Accusations of police or soldiers in Mexico torturing and wrongfully imprisoning suspects are so common that they rarely make news.
But it does make a splash when the alleged victim of the abuse is American.
Shohn Huckabee, a 24-year old from El Paso, was released from prison after almost two years when the U.S. Justice Department determined that he had been tortured in Mexican custody.
Huckabee was arrested in Ciudad Juarez in December, 2009 by Mexican soldiers, who claimed he was carrying marijuana in his truck – a charge Huckabee denies.
Huckabee says soldiers then took him to a military base, hit him with rifle butts, gave him electric shocks and threatened him with death.
A Mexican court sentenced Huckabee and fellow American detainee Carlos Quijas Ruiz to five years for drug trafficking and sent him to the violent Tuna prison.
"The Mexican Federal Police came in and searched us and would steal all of our belongings and beat us for no reason. They'd take all of our clothes off on the basketball court while it's raining and leave us there for three hours," Huckabee said of the prison in an interview with KTSM news channel 9 in El Paso.

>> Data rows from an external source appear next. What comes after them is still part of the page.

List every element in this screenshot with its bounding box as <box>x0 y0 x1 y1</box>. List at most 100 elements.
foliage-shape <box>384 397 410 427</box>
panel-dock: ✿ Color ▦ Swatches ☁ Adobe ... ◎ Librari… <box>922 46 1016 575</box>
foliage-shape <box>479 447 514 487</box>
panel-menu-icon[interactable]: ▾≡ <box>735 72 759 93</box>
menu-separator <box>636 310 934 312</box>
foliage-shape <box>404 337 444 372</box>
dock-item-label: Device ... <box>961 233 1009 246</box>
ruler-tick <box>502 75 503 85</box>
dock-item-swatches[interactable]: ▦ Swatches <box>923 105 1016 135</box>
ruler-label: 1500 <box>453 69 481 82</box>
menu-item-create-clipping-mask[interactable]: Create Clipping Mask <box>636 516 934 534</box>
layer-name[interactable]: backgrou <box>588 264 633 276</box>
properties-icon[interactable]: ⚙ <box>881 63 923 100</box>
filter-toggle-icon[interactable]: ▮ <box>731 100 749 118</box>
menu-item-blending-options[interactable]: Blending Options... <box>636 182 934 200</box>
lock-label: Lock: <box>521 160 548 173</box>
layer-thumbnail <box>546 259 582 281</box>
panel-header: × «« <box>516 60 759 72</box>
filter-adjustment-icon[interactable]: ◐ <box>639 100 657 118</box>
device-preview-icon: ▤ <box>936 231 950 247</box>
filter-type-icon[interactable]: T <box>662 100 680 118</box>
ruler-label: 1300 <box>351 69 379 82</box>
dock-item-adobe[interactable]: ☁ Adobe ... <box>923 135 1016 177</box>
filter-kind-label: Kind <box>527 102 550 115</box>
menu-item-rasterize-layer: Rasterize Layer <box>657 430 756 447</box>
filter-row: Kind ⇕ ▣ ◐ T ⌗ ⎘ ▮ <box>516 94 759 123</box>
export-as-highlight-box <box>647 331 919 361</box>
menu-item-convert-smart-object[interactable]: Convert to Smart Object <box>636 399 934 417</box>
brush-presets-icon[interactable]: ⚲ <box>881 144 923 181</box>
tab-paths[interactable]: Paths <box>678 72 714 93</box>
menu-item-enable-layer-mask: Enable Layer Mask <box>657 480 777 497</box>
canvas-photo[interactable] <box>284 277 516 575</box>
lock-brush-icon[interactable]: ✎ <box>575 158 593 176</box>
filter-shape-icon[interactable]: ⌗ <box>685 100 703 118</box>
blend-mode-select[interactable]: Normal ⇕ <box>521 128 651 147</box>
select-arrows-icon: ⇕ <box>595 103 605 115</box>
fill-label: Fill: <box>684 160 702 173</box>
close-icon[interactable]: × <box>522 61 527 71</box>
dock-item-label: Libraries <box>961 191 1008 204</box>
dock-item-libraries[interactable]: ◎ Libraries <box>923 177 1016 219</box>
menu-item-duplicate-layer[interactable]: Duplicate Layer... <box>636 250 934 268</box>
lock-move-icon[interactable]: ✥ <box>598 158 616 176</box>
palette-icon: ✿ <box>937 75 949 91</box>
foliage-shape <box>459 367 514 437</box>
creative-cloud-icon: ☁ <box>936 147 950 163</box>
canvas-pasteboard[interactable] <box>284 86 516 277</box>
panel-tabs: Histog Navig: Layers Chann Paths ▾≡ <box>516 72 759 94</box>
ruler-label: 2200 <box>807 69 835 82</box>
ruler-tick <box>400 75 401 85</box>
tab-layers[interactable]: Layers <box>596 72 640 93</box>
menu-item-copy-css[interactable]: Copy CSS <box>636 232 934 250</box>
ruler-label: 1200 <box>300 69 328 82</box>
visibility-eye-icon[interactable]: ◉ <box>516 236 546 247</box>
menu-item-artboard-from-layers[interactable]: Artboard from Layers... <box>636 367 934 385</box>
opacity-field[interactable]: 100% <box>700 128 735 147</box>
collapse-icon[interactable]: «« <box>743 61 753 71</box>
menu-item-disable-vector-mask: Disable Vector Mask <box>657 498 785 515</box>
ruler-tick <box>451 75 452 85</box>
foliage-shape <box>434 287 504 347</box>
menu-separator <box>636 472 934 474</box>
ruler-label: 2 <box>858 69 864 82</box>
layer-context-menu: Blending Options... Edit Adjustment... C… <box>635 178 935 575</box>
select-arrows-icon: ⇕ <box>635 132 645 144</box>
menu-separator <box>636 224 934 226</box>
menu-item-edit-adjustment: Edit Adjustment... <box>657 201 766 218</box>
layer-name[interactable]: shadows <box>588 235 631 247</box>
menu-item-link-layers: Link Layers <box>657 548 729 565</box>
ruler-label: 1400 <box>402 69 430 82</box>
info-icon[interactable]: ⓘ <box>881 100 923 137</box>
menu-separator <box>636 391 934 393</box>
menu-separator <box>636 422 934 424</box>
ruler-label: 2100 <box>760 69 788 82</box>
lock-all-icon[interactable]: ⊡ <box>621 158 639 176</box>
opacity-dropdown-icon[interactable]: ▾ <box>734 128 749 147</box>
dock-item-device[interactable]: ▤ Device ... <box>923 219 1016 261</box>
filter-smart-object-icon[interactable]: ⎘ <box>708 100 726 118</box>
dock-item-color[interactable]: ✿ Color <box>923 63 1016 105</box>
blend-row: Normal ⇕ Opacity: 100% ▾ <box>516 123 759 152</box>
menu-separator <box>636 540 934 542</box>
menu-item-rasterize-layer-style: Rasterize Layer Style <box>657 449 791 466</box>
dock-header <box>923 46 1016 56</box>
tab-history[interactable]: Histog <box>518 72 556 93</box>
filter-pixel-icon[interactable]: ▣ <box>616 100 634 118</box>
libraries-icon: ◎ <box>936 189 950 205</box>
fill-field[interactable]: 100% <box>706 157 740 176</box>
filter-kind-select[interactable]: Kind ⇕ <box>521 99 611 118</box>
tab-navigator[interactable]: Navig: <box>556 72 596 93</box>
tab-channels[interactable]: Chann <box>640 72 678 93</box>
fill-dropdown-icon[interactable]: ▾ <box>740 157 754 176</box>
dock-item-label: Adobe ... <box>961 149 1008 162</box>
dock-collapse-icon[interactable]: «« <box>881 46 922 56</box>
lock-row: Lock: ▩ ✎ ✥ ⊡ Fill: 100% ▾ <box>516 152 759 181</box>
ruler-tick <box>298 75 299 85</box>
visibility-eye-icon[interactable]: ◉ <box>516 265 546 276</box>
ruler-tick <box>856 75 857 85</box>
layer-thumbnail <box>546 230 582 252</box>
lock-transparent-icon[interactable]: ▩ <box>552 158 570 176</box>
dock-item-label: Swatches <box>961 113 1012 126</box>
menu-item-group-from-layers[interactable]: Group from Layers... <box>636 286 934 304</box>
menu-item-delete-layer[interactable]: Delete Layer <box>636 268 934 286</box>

However, following a campaign by family and friends he was eventually transferred to an American jail under a bilateral agreement.
The ruling by the Justice Department's Parole Commission that he had been tortured and should be released was issued on Dec. 1, according to the Wall Street Journal.
The case raises further questions about Mexico’s military crackdown on drug cartels, which has already come under fire from human rights groups for accusations of torture and murder.
The United States government has supported the Mexican military with training and hardware, including Black Hawk helicopters and surveillance drones to fight the cartels.